Traditional aspects of finding and keeping a job, such as interviews, team meetings, and social gatherings, may pose challenges for some neurodiverse individuals. Fortunately, today's employers, including Principal®, have realized that an inclusivity lens must include neurodiversity. At Principal, this has resulted in a creative hiring program centred on finding talent and providing individuals with rewarding work.

"But it's also about challenging our assumptions, broadening the lens of what inclusivity means, and strengthening our culture," said Joe Fiderlick, assistant director of engineering for Principal Asset Management.

Jennifer Schwartz and Luke Heideman learned about a neurodiverse hiring program at another financial firm a few years ago. Schwartz and Heideman are both members of Principal's OneAbility employee resource group, and the tenets of that setup piqued their interest.

"The labour market for tech talent has always been tight, and neurodiverse individuals have tended to be unemployed or underemployed," said Schwartz, a human resources business partner at Principal.

Broadening the talent lens and the inclusivity umbrella also reminded the duo of another Principal program. "Our pipeline for veterans has done well," said Heideman, an audit manager at Principal.

"With neurodiverse hiring, we saw the potential for two things: it was the right thing to do, and it could really make a business impact."

OneAbility collaborated with the Global Inclusion Team and Principal Asset Management to implement a neurodiversity hiring program in mid-2022, armed with best practises and potential programming. CAI, a vendor that specialises in finding and supporting neurodiverse individuals, interviews and onboards talent; the goal, according to Schwartz, is to fill a current need while also developing a talent pipeline for full-time Principal employees.

Fiderlick is one of the first program placements, and he considers himself fortunate to be a part of the opportunity.

"It's exciting to broaden the makeup of my team.
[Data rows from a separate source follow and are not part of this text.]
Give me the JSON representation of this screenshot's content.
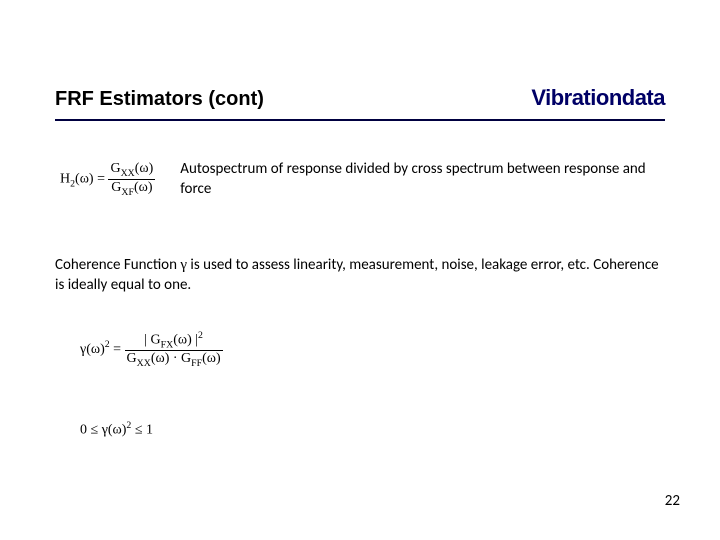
{
  "header": {
    "title_left": "FRF Estimators (cont)",
    "title_right": "Vibrationdata",
    "underline_color": "#000040"
  },
  "h2_formula": {
    "lhs": "H",
    "lhs_sub": "2",
    "arg": "(ω) =",
    "num_sym": "G",
    "num_sub": "XX",
    "num_arg": "(ω)",
    "den_sym": "G",
    "den_sub": "XF",
    "den_arg": "(ω)"
  },
  "h2_desc": "Autospectrum of response divided by cross spectrum between response and force",
  "coherence": {
    "line1_a": "Coherence Function ",
    "line1_sym": "γ",
    "line1_b": " is used to assess linearity, measurement, noise, leakage error, etc.    Coherence is ideally equal to one."
  },
  "gamma_formula": {
    "lhs_sym": "γ",
    "lhs_arg": "(ω)",
    "lhs_sup": "2",
    "eq": " = ",
    "num_bar_l": "| ",
    "num_sym": "G",
    "num_sub": "FX",
    "num_arg": "(ω)",
    "num_bar_r": " |",
    "num_sup": "2",
    "den1_sym": "G",
    "den1_sub": "XX",
    "den1_arg": "(ω)",
    "dot": " · ",
    "den2_sym": "G",
    "den2_sub": "FF",
    "den2_arg": "(ω)"
  },
  "bound_formula": {
    "low": "0 ≤ ",
    "sym": "γ",
    "arg": "(ω)",
    "sup": "2",
    "high": " ≤ 1"
  },
  "page_number": "22",
  "colors": {
    "background": "#ffffff",
    "text": "#000000",
    "brand": "#000066"
  }
}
We need to continue to expand and reinforce our culture while also making business-critical decisions," he said. "In order to be successful, we must think broadly."
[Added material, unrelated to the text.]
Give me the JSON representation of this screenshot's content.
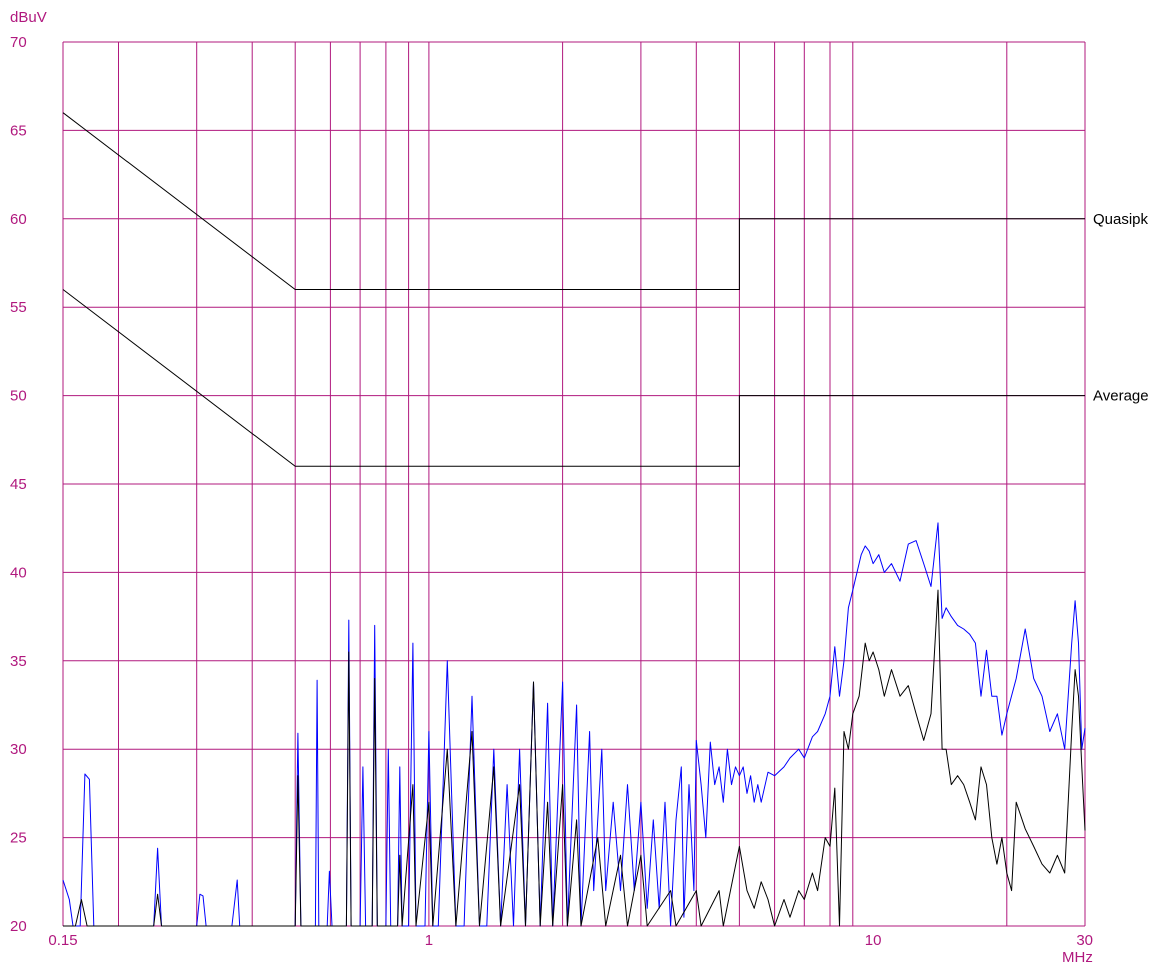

That includes intentional conversations about communication, workplace needs, transitions, and calculating impact for Fiderlick and his team. A person with sensory sensitivities, for example, may require a work environment where lights can be adjusted or the ability to wear headphones to block noise on day one.

"We need to measure not only whether Principal benefits from the engagement, but also whether the individuals hired feel like they are a valued member of a team doing meaningful work," said Fiderlick.

He went on to add, “The speed at which the team has demonstrated value and the support they have received from both the U.S. and international staff is a positive testament that we’re on the right track.”

Beyond successfully onboarding and transitioning employees, the program's expansion and challenging preconceived notions of skill sets are goals. What if abilities that were initially thought to be limitations, such as pattern detection, turned out to be strengths?

“There’s an opportunity for businesses to rethink and recalibrate how they think about staffing, particularly in challenging times, in ways that have meaningful and real benefits for everyone,” opined Fiderlick. “There’s a stigma behind being neurodiverse and programs like this start to change that narrative, transform culture, and help businesses and individuals take meaningful steps forward together.”